If the world of science is mind-boggling [and anyone reading the different views on global warning knows that we are always at the mercy of what "they" say is going on; it is hard to verify the size of the polar ice cap or the average temperature around the globe sitting here in Collierville, Tn] in alternative interpretation of data, theology (like all "arts") is even more so. As angry atheists frequently demonstrate, the use of pure reason does not always end up sounding pure or reasonable. Arguments about why there is evil in the world sputter around bold declarations that either God is not good or God is not all powerful (as if feeble humans can comprehend such things). In fairness, the simpleminded apologetics of some Christians, buying into the premises of their debate partners, can say remarkably offensive and unhelpful things about God's will and activity in the world. I find them off-putting myself, and assume some of the anger I hear in the atheist's protestation is a function of disdain for silly things Christians claim.

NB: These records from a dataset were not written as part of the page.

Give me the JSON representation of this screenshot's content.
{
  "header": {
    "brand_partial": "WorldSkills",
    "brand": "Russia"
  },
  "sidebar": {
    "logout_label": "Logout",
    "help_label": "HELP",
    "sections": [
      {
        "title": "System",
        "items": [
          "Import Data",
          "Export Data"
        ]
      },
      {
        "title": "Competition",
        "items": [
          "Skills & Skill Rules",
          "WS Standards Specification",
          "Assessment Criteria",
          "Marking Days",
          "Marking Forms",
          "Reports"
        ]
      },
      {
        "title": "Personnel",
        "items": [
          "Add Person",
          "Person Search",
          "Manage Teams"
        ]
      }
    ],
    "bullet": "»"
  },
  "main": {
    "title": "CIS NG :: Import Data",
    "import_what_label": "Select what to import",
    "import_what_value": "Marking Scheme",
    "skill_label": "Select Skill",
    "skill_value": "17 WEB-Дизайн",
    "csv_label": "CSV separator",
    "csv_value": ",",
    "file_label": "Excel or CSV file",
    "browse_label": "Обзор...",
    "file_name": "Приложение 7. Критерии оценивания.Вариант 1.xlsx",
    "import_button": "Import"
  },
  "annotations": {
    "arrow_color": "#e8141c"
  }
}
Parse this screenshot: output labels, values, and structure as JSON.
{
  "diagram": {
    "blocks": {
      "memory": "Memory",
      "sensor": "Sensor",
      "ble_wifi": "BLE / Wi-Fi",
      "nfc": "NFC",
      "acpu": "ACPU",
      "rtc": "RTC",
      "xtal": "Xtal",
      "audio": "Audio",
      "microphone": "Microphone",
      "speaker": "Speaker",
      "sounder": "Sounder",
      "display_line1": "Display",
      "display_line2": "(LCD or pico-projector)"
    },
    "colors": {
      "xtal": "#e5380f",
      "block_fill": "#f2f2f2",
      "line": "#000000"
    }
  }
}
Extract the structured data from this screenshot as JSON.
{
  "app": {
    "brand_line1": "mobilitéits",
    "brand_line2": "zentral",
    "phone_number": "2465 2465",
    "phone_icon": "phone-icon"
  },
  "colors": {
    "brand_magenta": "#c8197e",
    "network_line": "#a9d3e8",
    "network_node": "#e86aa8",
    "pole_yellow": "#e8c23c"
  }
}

In the end, reason has its limits. This is pretty well established in the history of thinking disciplines (like philosophy). There is a reason why we talk about multiple intelligences. There is logic. There is art. There are other angles to consider. So when faced with monumental tragedy (watching a WWII documentary and seeing tens of millions of people displaced and hungry, seeing dead bodies pulled from the wreckage of recently bombed buildings; one is almost numbed by the sheer horror) there is not a theory which completely answers all the questions of the human heart and mind. Why? How? And some tragedy is more local, isolated and personal. A plane crash takes two lives, a young woman on her honeymoon is run over by a crazy driver and a young girl is shot by another angry young man with too much weapon and too little regard for human life; each of these cases impacts us as bystanders. We can feel sad--or we can feel nothing at all--it is more data. While the word tragedy is overused, there is also the suffering of every day which is real and difficult. As my daughter and her friends are going through rush each day they are receiving notification that they are not wanted by this group or that. Compared to death and destruction not such a big thing, but for those girls it is plenty big enough. And I can also hurt for them, with them.
When bad things happen what are we to do? Bonhoeffer, in the midst of WWII had his own response. Remember, countless numbers of his friends and family had died and were threatened daily by death. His thought is not an isolated professor ruminating from afar untouched by evil. His response was to worship and trust God. Others, who pride themselves on being "grown ups" as if unbelief were a sign of maturity, have different responses. Bonhoeffer was plenty smart and plenty educated. He cannot be simply written off as an idiot. (Well, he can be, but it is simply not true.) He is a believer. He stakes his life on Someone Who lived, died and rose long ago in ancient Judah.
Bonhoeffer is no more adept at answering the question than anyone else I have met or read (whether believer or unbeliever). It is the nature of mystery to exceed human explanation. However, he does lay out a fine model for living in the face of bad things. I quote from page 399 of Metaxas' biography "Christians do not wish to escape repentance, or chaos, if it is God's will to bring it upon us. We must take this judgment as Christians." Such an attitude is not the only one available. It is another theory on how best to approach God (and face evil in the world). For some it will be infuriating, or simplistic, or confusing. Others will think God is not doing it, it just happens. The list goes on and on. I am not sure exactly what I think about these words.
Yet they point in a direction that does make sense to me. Our choice is to live life in some way. If "healthy eating" may not be 100% defined there are some principles which do matter (calories taken in and calories burned are important, some foods are better for you than others). I think Bonhoeffer's point reinforces something I do believe is true. Living in the world we can choose to love, worship and obey God or not. And the circumstances, especially when they are painful and horrible, do not change that commitment at all. I am called to trust and be faithful. Fortunately, God Incarnate (Jesus is the answer, truly) is ample reason to engage in this enterprise. He is model and sign of hope. He is the One who embraced judgment (clearly an abuse of justice!) and absorbed the horror (beaten, mocked, crucified). In the darkest moments of that horror He cried out for mercy, not on Himself but others ("Father forgive them, they know not what they do"). He prayed Psalm 22. He handed over His last breath to God. I cannot understand it and my theological theories seem almost disrespectful of the human/divine reality which they seek to explain. In the end, we can meditate and worship, follow and serve. Or not.